Just as a dog, interacting with the world through smell, or a bat, interacting with the world through noise, experiences the world differently from us, so too does every human based on the different input variables they have access to.

I know this isn’t a very novel philosophical point, but I was recently reflecting on this after realizing how often this comes up in day-to-day life, in ways that subtly shift our perception and ability to understand what’s happening, without us realizing it’s happening.

Somewhere on the internet, there are a series of porn videos; a woman secretly filmed herself sleeping with two different men, over a period of months. At first, it was just Dude1, who was very affectionate, but the sex seemed short and mild. After a number of rendezvous with Dude1, Dude2 suddenly enters the picture. There are a few weeks where the woman is going back and forth between Dude1 and Dude2, but then completely transitions to Dude2. Dude2 is less affectionate, but the sex seems longer and more intense. As is often the case on the internet, there were a bunch of people confidently commenting on how superior Dude2 is, and how the woman in question must be so happy to be with him versus Dude1.

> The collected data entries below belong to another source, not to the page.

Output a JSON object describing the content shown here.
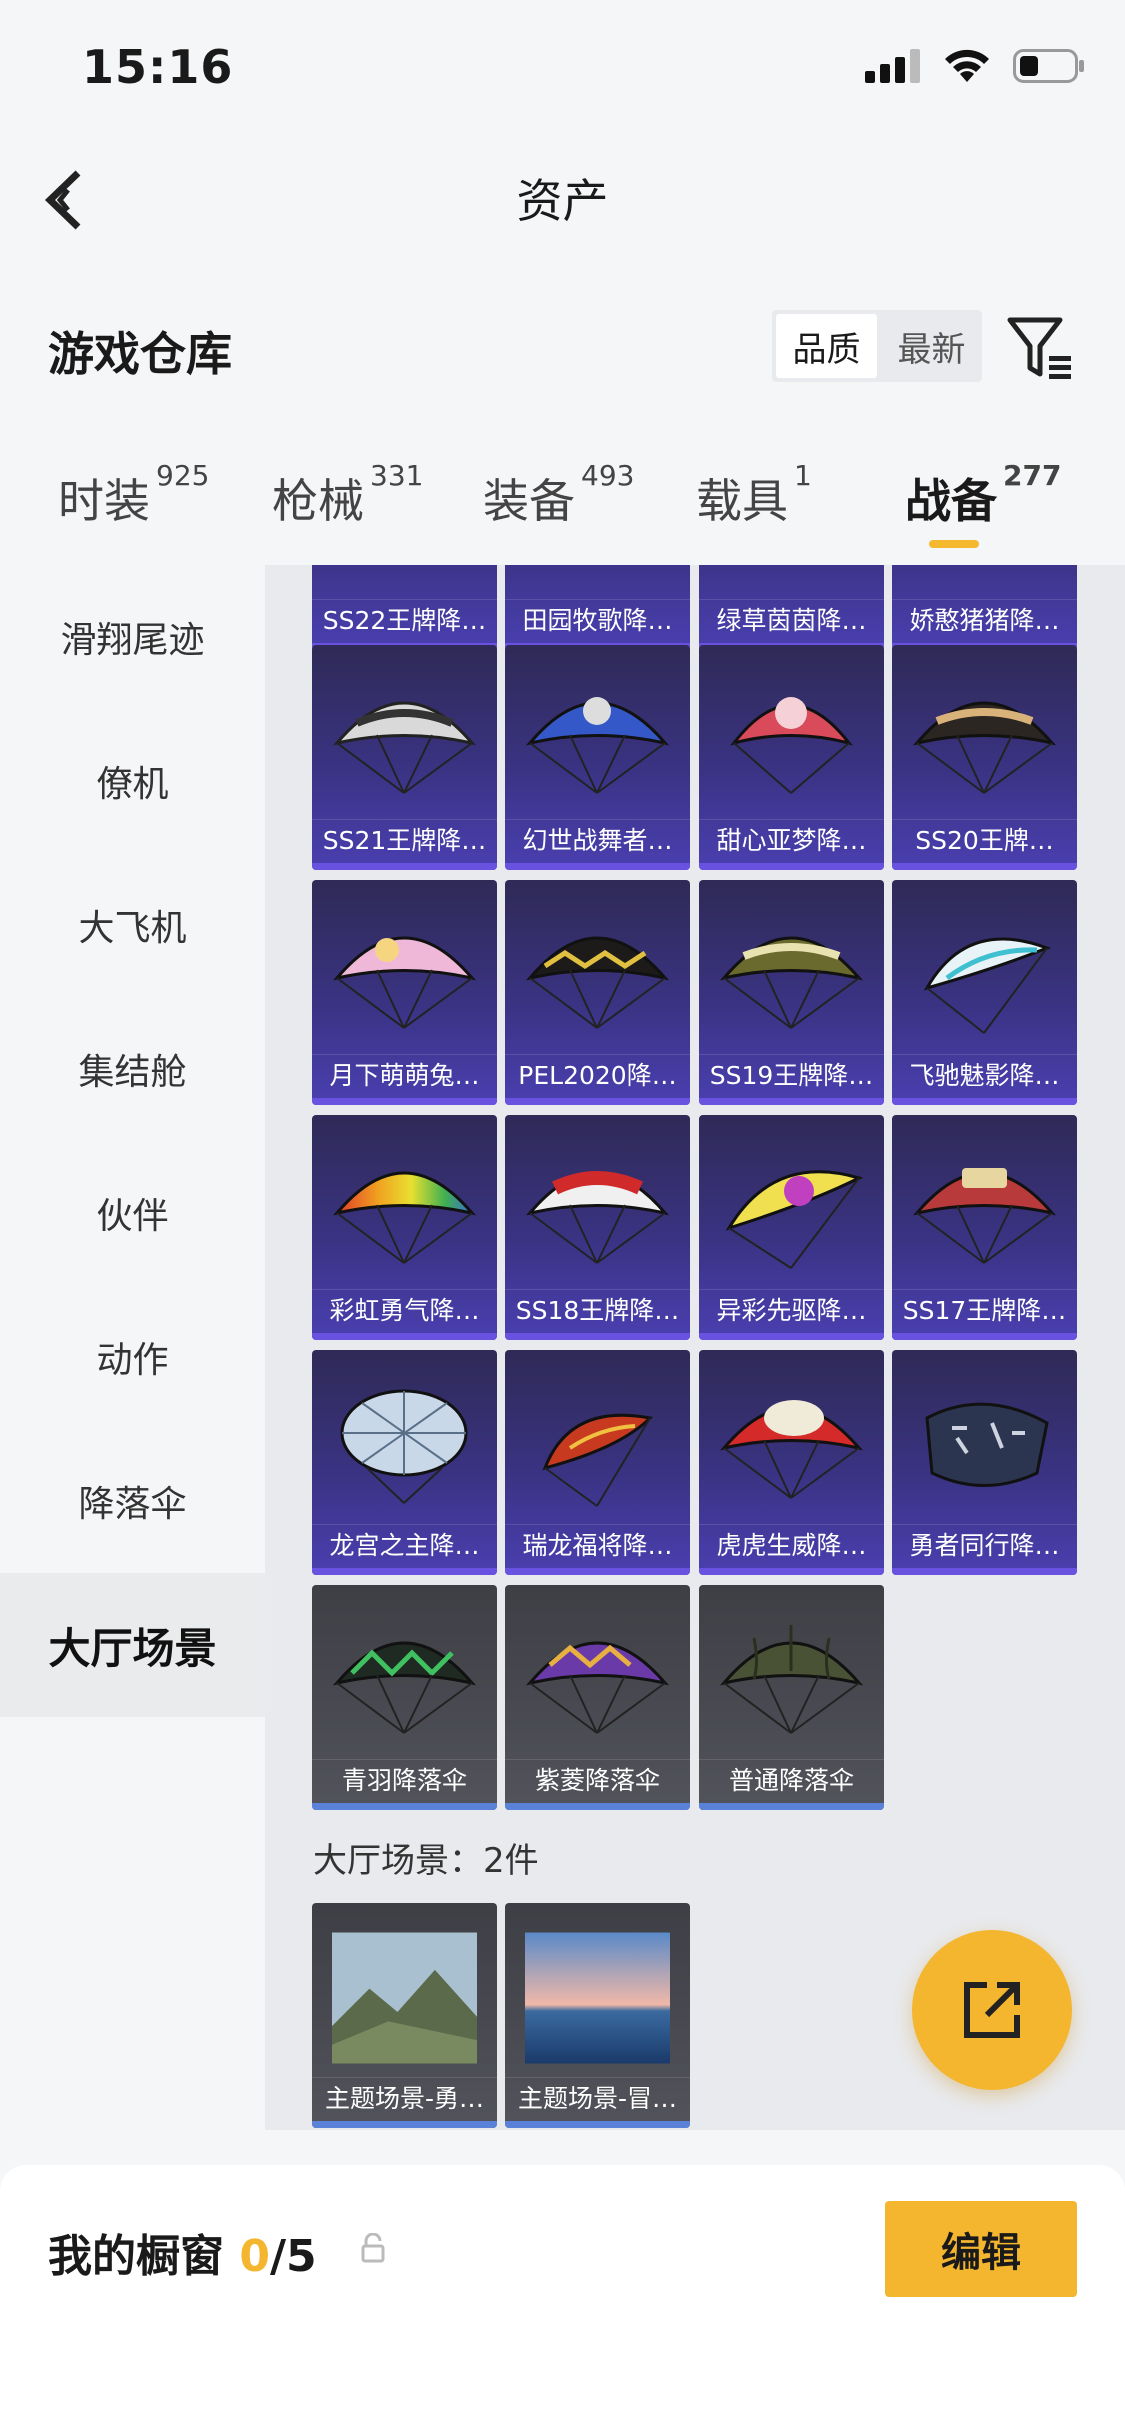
{
  "status": {
    "time": "15:16"
  },
  "nav": {
    "title": "资产"
  },
  "warehouse": {
    "title": "游戏仓库",
    "sort_quality": "品质",
    "sort_latest": "最新"
  },
  "tabs": [
    {
      "label": "时装",
      "count": "925"
    },
    {
      "label": "枪械",
      "count": "331"
    },
    {
      "label": "装备",
      "count": "493"
    },
    {
      "label": "载具",
      "count": "1"
    },
    {
      "label": "战备",
      "count": "277"
    }
  ],
  "sidebar": [
    "滑翔尾迹",
    "僚机",
    "大飞机",
    "集结舱",
    "伙伴",
    "动作",
    "降落伞",
    "大厅场景"
  ],
  "parachutes": [
    "SS22王牌降…",
    "田园牧歌降…",
    "绿草茵茵降…",
    "娇憨猪猪降…",
    "SS21王牌降…",
    "幻世战舞者…",
    "甜心亚梦降…",
    "SS20王牌…",
    "月下萌萌兔…",
    "PEL2020降…",
    "SS19王牌降…",
    "飞驰魅影降…",
    "彩虹勇气降…",
    "SS18王牌降…",
    "异彩先驱降…",
    "SS17王牌降…",
    "龙宫之主降…",
    "瑞龙福将降…",
    "虎虎生威降…",
    "勇者同行降…",
    "青羽降落伞",
    "紫菱降落伞",
    "普通降落伞"
  ],
  "lobby": {
    "header": "大厅场景：2件",
    "items": [
      "主题场景-勇…",
      "主题场景-冒…"
    ]
  },
  "showcase": {
    "title": "我的橱窗",
    "count": "0",
    "total": "/5",
    "edit_label": "编辑"
  },
  "colors": {
    "accent": "#f4b52f",
    "card_purple": "#3a3383",
    "card_gray": "#52535b"
  }
}
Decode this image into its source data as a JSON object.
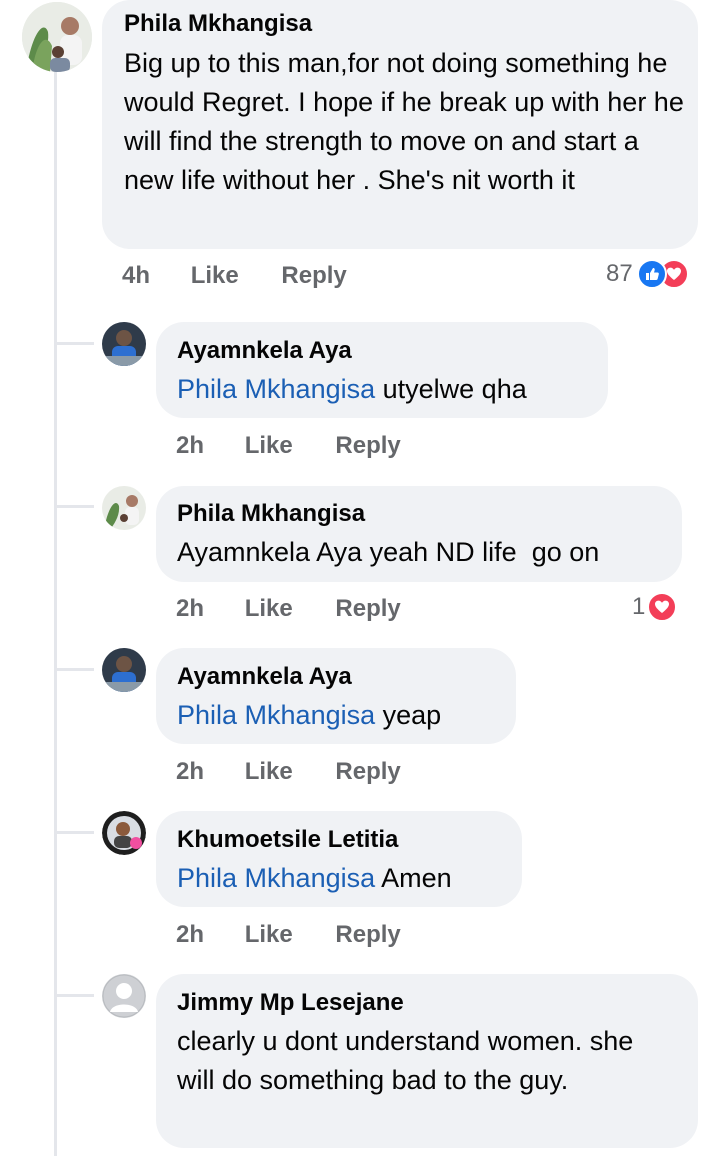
{
  "comment": {
    "author": "Phila Mkhangisa",
    "text": "Big up to this man,for not doing something he would Regret. I hope if he break up with her he will find the strength to move on and start a new life without her . She's nit worth it",
    "time": "4h",
    "like_label": "Like",
    "reply_label": "Reply",
    "reaction_count": "87"
  },
  "replies": [
    {
      "author": "Ayamnkela Aya",
      "mention": "Phila Mkhangisa",
      "text": " utyelwe qha",
      "time": "2h",
      "like_label": "Like",
      "reply_label": "Reply"
    },
    {
      "author": "Phila Mkhangisa",
      "mention": "",
      "text": "Ayamnkela Aya yeah ND life  go on",
      "time": "2h",
      "like_label": "Like",
      "reply_label": "Reply",
      "reaction_count": "1"
    },
    {
      "author": "Ayamnkela Aya",
      "mention": "Phila Mkhangisa",
      "text": " yeap",
      "time": "2h",
      "like_label": "Like",
      "reply_label": "Reply"
    },
    {
      "author": "Khumoetsile Letitia",
      "mention": "Phila Mkhangisa",
      "text": " Amen",
      "time": "2h",
      "like_label": "Like",
      "reply_label": "Reply"
    },
    {
      "author": "Jimmy Mp Lesejane",
      "mention": "",
      "text": "clearly u dont understand women. she will do something bad to the guy.",
      "time": "",
      "like_label": "",
      "reply_label": ""
    }
  ],
  "colors": {
    "like_blue": "#1877f2",
    "love_red": "#f33e58",
    "mention_blue": "#1b5fb4",
    "bubble_bg": "#f0f2f5"
  }
}
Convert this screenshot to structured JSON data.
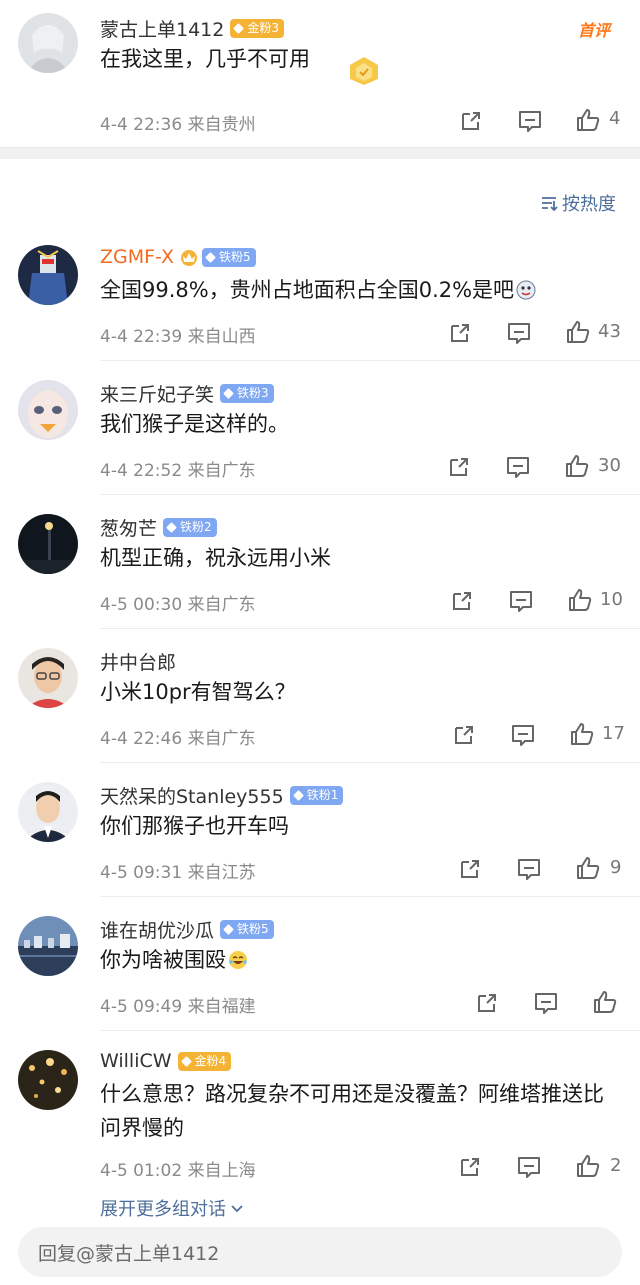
{
  "original": {
    "username": "蒙古上单1412",
    "badge": "金粉3",
    "hot_tag": "首评",
    "text": "在我这里，几乎不可用",
    "meta": "4-4 22:36  来自贵州",
    "likes": "4"
  },
  "sort_label": "按热度",
  "comments": [
    {
      "username": "ZGMF-X",
      "badge": "铁粉5",
      "text": "全国99.8%，贵州占地面积占全国0.2%是吧",
      "meta": "4-4 22:39  来自山西",
      "likes": "43"
    },
    {
      "username": "来三斤妃子笑",
      "badge": "铁粉3",
      "text": "我们猴子是这样的。",
      "meta": "4-4 22:52  来自广东",
      "likes": "30"
    },
    {
      "username": "葱匆芒",
      "badge": "铁粉2",
      "text": "机型正确，祝永远用小米",
      "meta": "4-5 00:30  来自广东",
      "likes": "10"
    },
    {
      "username": "井中台郎",
      "badge": "",
      "text": "小米10pr有智驾么？",
      "meta": "4-4 22:46  来自广东",
      "likes": "17"
    },
    {
      "username": "天然呆的Stanley555",
      "badge": "铁粉1",
      "text": "你们那猴子也开车吗",
      "meta": "4-5 09:31  来自江苏",
      "likes": "9"
    },
    {
      "username": "谁在胡优沙瓜",
      "badge": "铁粉5",
      "text": "你为啥被围殴",
      "meta": "4-5 09:49  来自福建",
      "likes": ""
    },
    {
      "username": "WilliCW",
      "badge": "金粉4",
      "text": "什么意思？路况复杂不可用还是没覆盖？阿维塔推送比问界慢的",
      "meta": "4-5 01:02  来自上海",
      "likes": "2"
    }
  ],
  "expand_label": "展开更多组对话",
  "reply_placeholder": "回复@蒙古上单1412",
  "colors": {
    "link_blue": "#4e6f9b",
    "iron_badge": "#7fa7f2",
    "gold_badge": "#f5b335",
    "vip_name": "#f46b1f",
    "meta_gray": "#8a8a8a"
  },
  "icons": [
    "share-icon",
    "comment-icon",
    "thumbs-up-icon",
    "sort-icon",
    "chevron-down-icon",
    "crown-icon",
    "emoji-icon"
  ]
}
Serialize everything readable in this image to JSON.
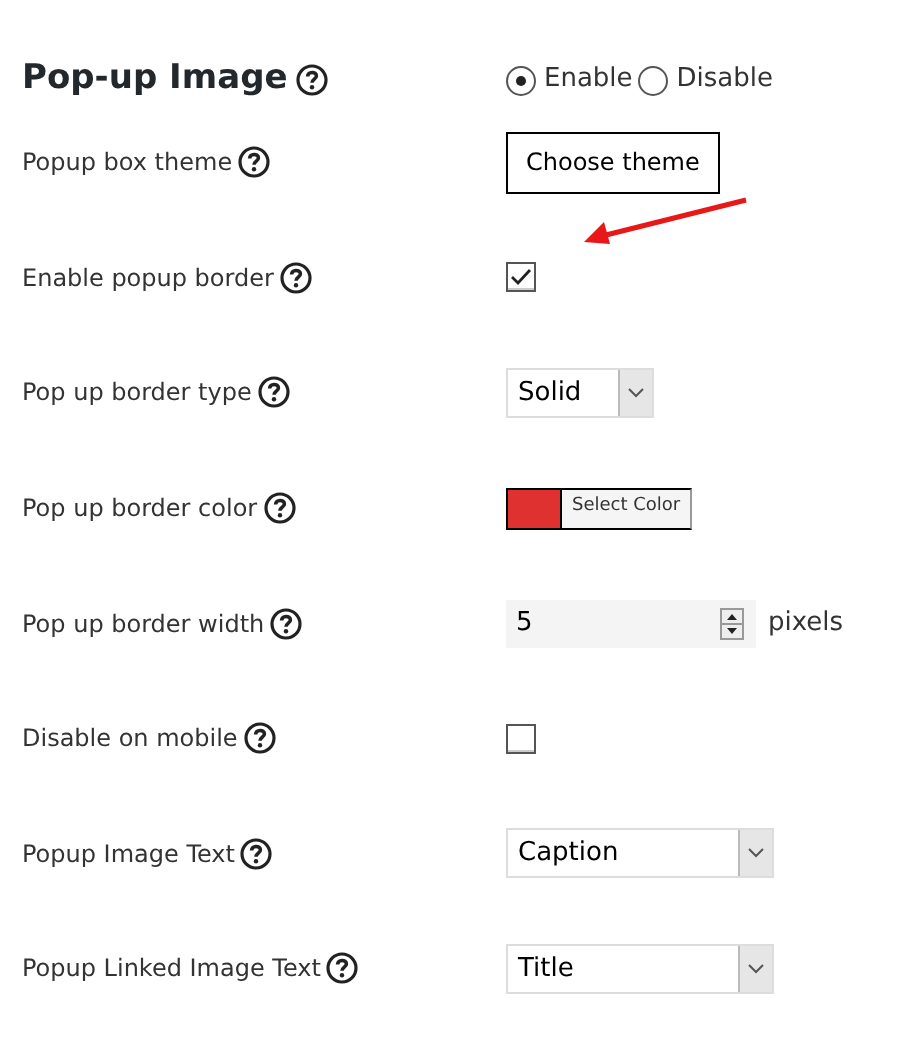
{
  "heading": {
    "title": "Pop-up Image",
    "options": [
      {
        "label": "Enable",
        "selected": true
      },
      {
        "label": "Disable",
        "selected": false
      }
    ]
  },
  "rows": [
    {
      "label": "Popup box theme",
      "kind": "button",
      "text": "Choose theme"
    },
    {
      "label": "Enable popup border",
      "kind": "checkbox",
      "checked": true,
      "annotated": true
    },
    {
      "label": "Pop up border type",
      "kind": "short-select",
      "value": "Solid"
    },
    {
      "label": "Pop up border color",
      "kind": "color",
      "color": "#e03131",
      "text": "Select Color"
    },
    {
      "label": "Pop up border width",
      "kind": "number",
      "value": "5",
      "unit": "pixels"
    },
    {
      "label": "Disable on mobile",
      "kind": "checkbox",
      "checked": false
    },
    {
      "label": "Popup Image Text",
      "kind": "select",
      "value": "Caption"
    },
    {
      "label": "Popup Linked Image Text",
      "kind": "select",
      "value": "Title"
    }
  ]
}
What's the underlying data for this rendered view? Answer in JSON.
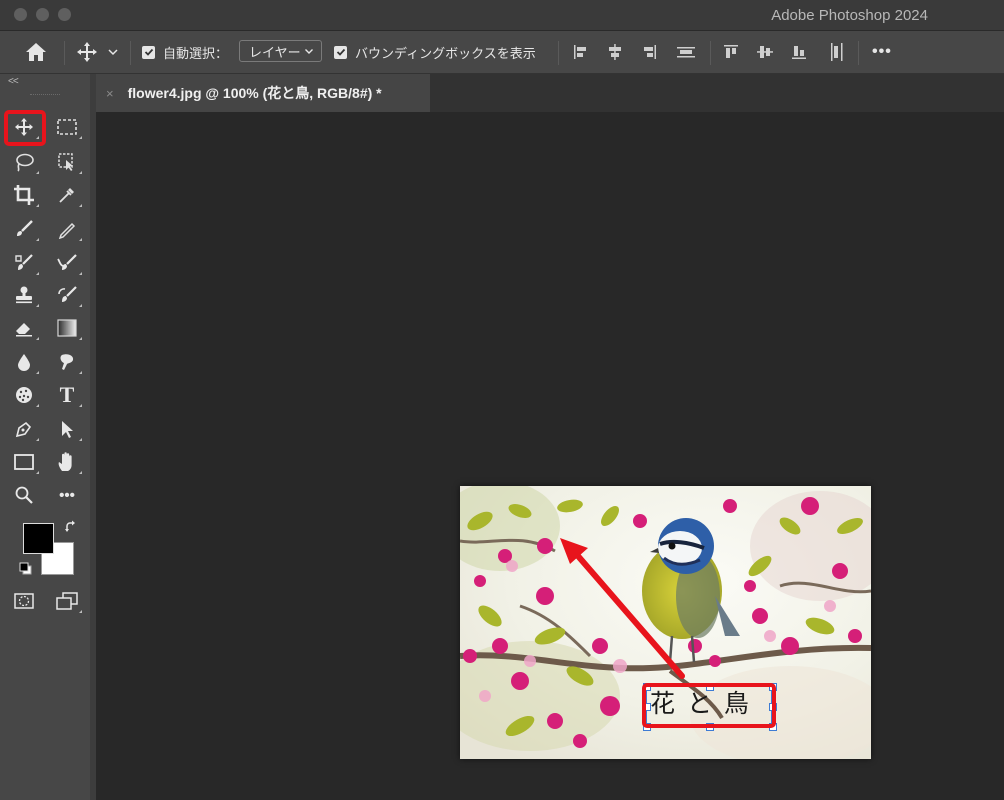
{
  "window": {
    "title": "Adobe Photoshop 2024"
  },
  "options_bar": {
    "auto_select_label": "自動選択：",
    "auto_select_target": "レイヤー",
    "bounding_box_label": "バウンディングボックスを表示",
    "more_label": "•••"
  },
  "document": {
    "tab_title": "flower4.jpg @ 100% (花と鳥, RGB/8#) *",
    "text_layer": "花 と 鳥"
  },
  "toolbar": {
    "collapse_label": "<<",
    "more_tools_label": "•••",
    "type_tool_label": "T"
  },
  "colors": {
    "accent_highlight": "#e8141c",
    "foreground": "#000000",
    "background": "#ffffff",
    "selection_handles": "#3d7bd4"
  }
}
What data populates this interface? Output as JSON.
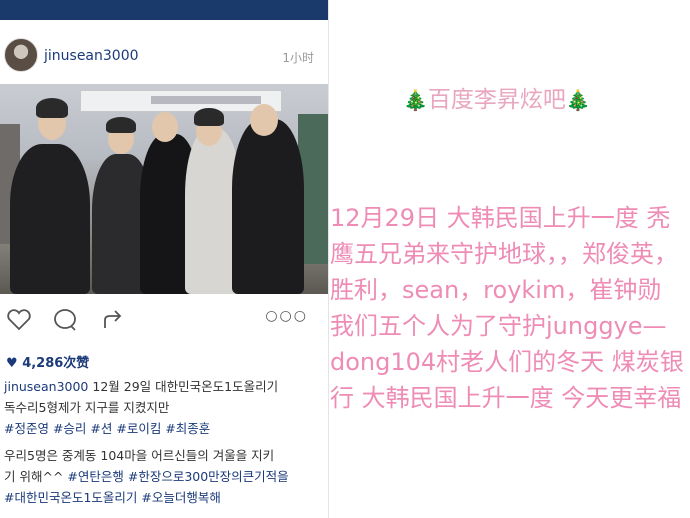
{
  "post": {
    "username": "jinusean3000",
    "time": "1小时",
    "likes": "4,286次赞",
    "more_icon": "more-dots-icon",
    "caption": {
      "username": "jinusean3000",
      "line1": "12월 29일 대한민국온도1도올리기",
      "line2": "독수리5형제가 지구를 지켰지만",
      "tags1": "#정준영 #승리 #션 #로이킴 #최종훈",
      "line3": "우리5명은 중계동 104마을 어르신들의 겨울을 지키",
      "line4a": "기 위해^^ ",
      "tags2": "#연탄은행 #한장으로300만장의큰기적을",
      "tags3": "#대한민국온도1도올리기 #오늘더행복해"
    }
  },
  "watermark": {
    "text": "百度李昇炫吧",
    "tree_icon": "🎄"
  },
  "translation": {
    "text": "12月29日 大韩民国上升一度 秃鹰五兄弟来守护地球，，郑俊英，胜利，sean，roykim，崔钟勋 我们五个人为了守护junggye—dong104村老人们的冬天 煤炭银行 大韩民国上升一度 今天更幸福"
  },
  "colors": {
    "status_bar": "#1a3a6b",
    "link": "#1b3a7a",
    "pink_text": "#ee8cb5",
    "title_pink": "#e8a6bf"
  }
}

Sex is important, but when literally the only thing you know about a relationship is what the sex looks like, it certainly warps an observer’s sense of what’s going on in the relationship or the nature of the people involved.

In my work, there is a bookkeeper who processes everyone in the company’s pay, but otherwise has minimal interaction with everyone in the organization outside her team. When she attends company events, given how much she knows about salaries, and the lack of knowledge about many other important company affairs, her sense of who and what is important must be overly influenced by salary numbers. The same goes for the accountant who knows all the sales team’s metrics and commission, but doesn’t otherwise know the sales team personalities or see them in their roles.

Or the small-town psychologist who knows many in the town’s traumas and struggles, but without access to the rest of their lives.

Or the person who sees a musician wearing their rockstar clothing, performing at a large concert, versus randomly seeing them with casual clothing at a café, with no fans around.

How good the sex looks, salary information, or knowing someone’s biggest traumas or challenges; these all tell us important things about what to expect in terms of social dynamics, how a person may interact with the world, their status, etc. Often, we don’t appreciate that the things we observe, or have more exposure to, are just one small part of the picture, and if we instead had access to different or more varied observations, we would have very different views on what to expect.